My Two Front Teeth

My best intentions don’t always work out! I really meant to blog everyday, but yesterday seems to have slipped away………..

Yesterday I had the fun of visiting my dentist where I got to spend some more money for a metal device to make sure the next implant they put in my mouth goes in straight. When I was 18 years old I was in a big ugly car crash. My right foot was ripped off to the side, my back was injured, my right arm was badly broken, my face hit the dashboard and 30 years later I discovered that the roots of my two front teeth were resorbing and starting to eat away at my jaw bone. I had the first implant placed in 1994, which is still in place thank goodness. Then the second front tooth started falling out in 2003, so I had another implant put in. These are my top two front teeth–the ones little kids sing about wanting for Christmas….

Last year, the second implant started to have problems so we did a bone graft to try to save it, which didn’t work. So this year, the second implant was removed on February 2nd and another bone graft was placed, then I had to wait four months to see if it would take. On July 14th I finally got the good news–it took! (I was so grateful that I burst into tears when the periodontist told me and he said no one had ever cried over a tooth before…. I told him I had been having some big challenges this year, and this was a bigger relief than he could imagine….) So now I have at least one more surgery to place the new implant with bone and tissue grafts–and the challenge is to be able to match the placement so when I spend a lot more money in a few months to get the permanent crowns placed for the implants that they will fit together and I will look like I have real front teeth.

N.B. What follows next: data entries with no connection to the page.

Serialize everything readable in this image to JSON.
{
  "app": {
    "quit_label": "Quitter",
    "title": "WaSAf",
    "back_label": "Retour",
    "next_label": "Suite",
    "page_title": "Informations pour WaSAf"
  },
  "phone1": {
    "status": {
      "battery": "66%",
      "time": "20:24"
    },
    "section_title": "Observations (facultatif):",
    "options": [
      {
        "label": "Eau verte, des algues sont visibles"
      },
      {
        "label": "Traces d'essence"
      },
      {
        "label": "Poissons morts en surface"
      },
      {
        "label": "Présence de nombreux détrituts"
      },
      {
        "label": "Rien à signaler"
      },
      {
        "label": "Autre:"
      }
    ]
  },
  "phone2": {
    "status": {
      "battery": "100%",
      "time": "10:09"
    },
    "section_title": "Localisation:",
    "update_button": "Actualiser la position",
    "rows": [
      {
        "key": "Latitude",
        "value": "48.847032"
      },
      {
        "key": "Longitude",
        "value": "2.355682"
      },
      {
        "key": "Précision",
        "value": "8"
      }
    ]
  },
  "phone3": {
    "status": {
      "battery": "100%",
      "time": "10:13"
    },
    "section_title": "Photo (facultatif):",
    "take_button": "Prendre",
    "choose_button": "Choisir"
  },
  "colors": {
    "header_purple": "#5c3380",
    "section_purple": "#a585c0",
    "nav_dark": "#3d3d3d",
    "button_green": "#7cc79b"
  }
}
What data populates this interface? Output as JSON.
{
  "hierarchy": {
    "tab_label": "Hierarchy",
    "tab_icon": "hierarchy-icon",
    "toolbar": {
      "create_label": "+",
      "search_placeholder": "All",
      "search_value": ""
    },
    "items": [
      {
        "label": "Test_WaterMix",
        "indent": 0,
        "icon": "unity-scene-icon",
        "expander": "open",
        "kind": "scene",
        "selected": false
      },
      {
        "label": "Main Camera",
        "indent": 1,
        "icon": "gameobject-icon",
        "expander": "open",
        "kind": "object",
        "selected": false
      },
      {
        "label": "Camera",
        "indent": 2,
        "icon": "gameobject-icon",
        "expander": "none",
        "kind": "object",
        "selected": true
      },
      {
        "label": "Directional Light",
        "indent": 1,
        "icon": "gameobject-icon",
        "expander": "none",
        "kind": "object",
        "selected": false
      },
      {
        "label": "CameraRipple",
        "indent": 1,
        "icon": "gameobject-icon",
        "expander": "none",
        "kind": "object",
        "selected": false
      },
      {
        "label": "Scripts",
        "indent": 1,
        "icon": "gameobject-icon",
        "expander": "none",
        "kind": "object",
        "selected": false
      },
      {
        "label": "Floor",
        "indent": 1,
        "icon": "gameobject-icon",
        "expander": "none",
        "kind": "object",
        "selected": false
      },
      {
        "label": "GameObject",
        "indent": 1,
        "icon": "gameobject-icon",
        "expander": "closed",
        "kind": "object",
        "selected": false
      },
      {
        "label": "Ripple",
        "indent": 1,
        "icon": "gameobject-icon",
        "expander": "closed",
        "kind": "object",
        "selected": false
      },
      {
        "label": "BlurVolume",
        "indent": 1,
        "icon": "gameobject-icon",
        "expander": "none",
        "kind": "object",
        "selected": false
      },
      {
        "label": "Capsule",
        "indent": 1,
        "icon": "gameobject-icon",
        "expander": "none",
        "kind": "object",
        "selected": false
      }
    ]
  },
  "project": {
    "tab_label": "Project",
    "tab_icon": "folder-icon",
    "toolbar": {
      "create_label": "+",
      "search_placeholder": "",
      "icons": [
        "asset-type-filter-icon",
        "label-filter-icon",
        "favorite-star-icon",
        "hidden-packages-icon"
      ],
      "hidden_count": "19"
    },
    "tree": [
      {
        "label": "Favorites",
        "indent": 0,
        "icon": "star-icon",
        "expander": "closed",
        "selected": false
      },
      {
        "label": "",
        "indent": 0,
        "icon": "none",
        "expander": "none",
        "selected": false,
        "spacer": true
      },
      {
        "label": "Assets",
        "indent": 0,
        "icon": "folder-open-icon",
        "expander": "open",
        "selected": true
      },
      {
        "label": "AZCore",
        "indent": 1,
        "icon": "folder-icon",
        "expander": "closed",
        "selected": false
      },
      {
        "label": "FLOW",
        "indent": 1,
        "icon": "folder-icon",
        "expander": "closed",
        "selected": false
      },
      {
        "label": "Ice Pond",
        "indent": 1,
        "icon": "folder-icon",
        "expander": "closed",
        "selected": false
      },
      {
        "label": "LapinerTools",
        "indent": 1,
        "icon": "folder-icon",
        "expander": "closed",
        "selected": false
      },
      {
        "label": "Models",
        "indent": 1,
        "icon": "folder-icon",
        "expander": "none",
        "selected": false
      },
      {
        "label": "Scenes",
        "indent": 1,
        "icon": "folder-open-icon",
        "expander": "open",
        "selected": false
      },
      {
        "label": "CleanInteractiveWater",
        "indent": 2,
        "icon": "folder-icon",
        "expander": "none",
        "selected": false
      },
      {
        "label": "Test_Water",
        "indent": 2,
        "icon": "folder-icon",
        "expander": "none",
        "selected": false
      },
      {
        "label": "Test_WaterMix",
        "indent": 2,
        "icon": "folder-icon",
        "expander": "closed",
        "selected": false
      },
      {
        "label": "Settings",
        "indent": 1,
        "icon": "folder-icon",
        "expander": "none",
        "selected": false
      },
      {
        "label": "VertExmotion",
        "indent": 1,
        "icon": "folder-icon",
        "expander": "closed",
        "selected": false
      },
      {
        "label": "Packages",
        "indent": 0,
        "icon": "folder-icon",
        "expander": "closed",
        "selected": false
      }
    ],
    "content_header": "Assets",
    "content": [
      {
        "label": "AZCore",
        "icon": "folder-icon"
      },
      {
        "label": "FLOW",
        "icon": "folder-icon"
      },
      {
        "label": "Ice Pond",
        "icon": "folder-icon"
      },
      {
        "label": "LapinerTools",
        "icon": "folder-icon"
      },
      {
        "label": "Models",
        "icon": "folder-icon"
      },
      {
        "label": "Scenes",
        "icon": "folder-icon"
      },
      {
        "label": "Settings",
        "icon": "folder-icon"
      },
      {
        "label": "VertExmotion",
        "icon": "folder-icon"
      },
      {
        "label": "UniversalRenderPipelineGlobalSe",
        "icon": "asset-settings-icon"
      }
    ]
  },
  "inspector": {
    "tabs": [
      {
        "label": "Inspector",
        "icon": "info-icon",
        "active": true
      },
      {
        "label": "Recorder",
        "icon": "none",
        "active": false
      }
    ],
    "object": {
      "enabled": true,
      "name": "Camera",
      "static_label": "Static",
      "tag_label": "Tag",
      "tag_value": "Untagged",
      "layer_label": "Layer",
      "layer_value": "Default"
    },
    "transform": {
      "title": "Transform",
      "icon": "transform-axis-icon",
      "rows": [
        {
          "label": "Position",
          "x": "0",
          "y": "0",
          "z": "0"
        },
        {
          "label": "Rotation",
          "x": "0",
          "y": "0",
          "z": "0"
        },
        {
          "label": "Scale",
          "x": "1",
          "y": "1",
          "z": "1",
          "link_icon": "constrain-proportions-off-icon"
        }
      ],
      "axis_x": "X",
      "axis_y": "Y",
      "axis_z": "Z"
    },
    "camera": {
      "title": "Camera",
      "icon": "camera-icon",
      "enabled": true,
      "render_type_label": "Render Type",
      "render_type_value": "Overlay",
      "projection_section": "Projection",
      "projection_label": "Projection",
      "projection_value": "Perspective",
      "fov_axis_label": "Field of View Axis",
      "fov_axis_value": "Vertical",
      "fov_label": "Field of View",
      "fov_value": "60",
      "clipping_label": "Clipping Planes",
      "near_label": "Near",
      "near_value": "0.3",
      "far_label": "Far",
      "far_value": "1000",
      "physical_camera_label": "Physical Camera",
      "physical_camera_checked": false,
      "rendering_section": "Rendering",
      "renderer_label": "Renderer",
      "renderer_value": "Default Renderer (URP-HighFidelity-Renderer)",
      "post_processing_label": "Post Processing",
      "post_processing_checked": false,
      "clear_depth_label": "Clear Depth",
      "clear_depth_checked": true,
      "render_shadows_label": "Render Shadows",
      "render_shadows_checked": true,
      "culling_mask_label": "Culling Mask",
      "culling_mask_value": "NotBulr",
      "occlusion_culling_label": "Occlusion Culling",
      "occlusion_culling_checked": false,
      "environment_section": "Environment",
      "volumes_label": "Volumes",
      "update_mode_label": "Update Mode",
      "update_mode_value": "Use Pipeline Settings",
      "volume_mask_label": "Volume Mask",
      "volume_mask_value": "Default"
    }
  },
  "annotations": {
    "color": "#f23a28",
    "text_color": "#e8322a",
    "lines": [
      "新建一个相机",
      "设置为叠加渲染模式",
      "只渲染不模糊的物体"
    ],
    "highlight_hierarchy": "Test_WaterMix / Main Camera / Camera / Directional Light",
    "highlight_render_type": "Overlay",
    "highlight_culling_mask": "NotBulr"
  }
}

I got to see myself for a moment without the teeth while the dentist was working on the metal thing, and I looked like a character in a scary movie–a metal spike jutting out of one part, the bare toothless gum right next to it. Amazing.

I think we take our bodies for granted. Not being able to walk well since I was 18 has made me accutely aware of what a blessing feet are. I’ve had lots of surgeries, culminating in ankle joint replacement in 2004, but I can walk! So each step I take feels like a tiny miracle.

And I marvel at people who don’t floss their teeth, don’t go to regular dental appointments–I feel like they would do it differently if they actually didn’t have some of those little guys hanging around in their mouths.

At night, when I go to sleep and count my blessings, I know one of my biggest ones I have is this incredible body that functions more reliably than any computer or machine man has ever made.

And after spending the last 15 years or so dealing with the loss and gain of my two front teeth, spending thousands of dollars on surgeries and implants and more surgeries and more implants (I think of it as my $50,000 smile), not to mention the thousands on surgeries to keep my right foot moving, bring my body back from severe auto-immune issues, and all the other myriad body issues we all face as humans, I truly believe it is worth it to take really good care of this body I am blessed to inhabit.

I’ve learned to see my body as a feedback tool to keep me focused and on purpose, so taking care of it, listening to it, and being able to keep living in it totally work for me!